Asked in the middle of a jam-packed lunch service about the closure, Kushi throws up both hands, including the one brandishing a glinting knife, and proclaims "finally" with a wide grin. The modern age hasn't sat well with the paper-hatted itamae.
Once offering no more than perhaps a half-dozen or so seats, Kushi's minuscule sushi operation has for years — before Kevin Cory's Naoe, before Myumi, and before Makoto — been among the city's best places to go to request omakase, a chef's selection of nigiri or sashimi. Kushi, looking serious as a heart attack, would willingly prepare as many pieces as you requested and crack a devilish smile as he handed over plates festooned with sweet shrimp heads jutting into the air and fatty pieces of toro quivering and crowned with minty flecks of shiso.

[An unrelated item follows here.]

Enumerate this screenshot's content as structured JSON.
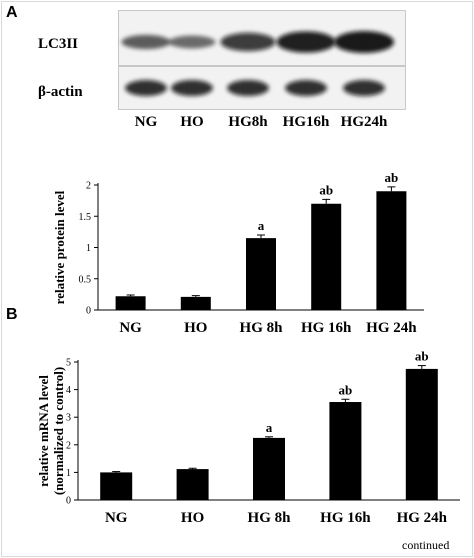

As smartphones began to fill the world's pockets and enthusiastic eaters grew eager to share photos of their latest conquests, Kushi implemented a no-cell-phone rule. Pictures never seemed to be a problem, but the staff's willingness to request that customers step outside to take calls rather than bark their heads off next to patrons trying to enjoy hundreds of dollars' worth of saba, sayori, and uni was always refreshing.
But the pictures drew more and more attention, and some patrons who long admired and enjoyed Kushi's tried to implement a failing "don't ask, don't tell" policy. They might have been right. A few years ago, seemingly to Kushi's dismay, some of the market shelving was hacked off to add a half-dozen seats. The move gave more of Miami's dining public, now conscious that perhaps Sushi Maki wasn't all that great, a chance to try his pristine fare. Yet it also seemingly overwhelmed Kushi. Over the past year or two, it was decided the place would close an additional day, and now during the few open hours, hordes of hungry-eyed diners mill about the aisles while waiting for their chance to sit at the counter. Kushi, who had begun to complain of the deluge, seemed relaxed only Mondays and Tuesdays, when the sushi counter was closed and the place was quiet as a cemetery.
You might be tempted to rush over and grab one final bite before the eatery shutters for good. But don't. Let the man who has fed so many Miamians so well for so many years ease into retirement. He says he and his family plan to stay in town, but other than that, his whereabouts will be difficult to track. "Where will I go?" Kushi says. "Wherever I want."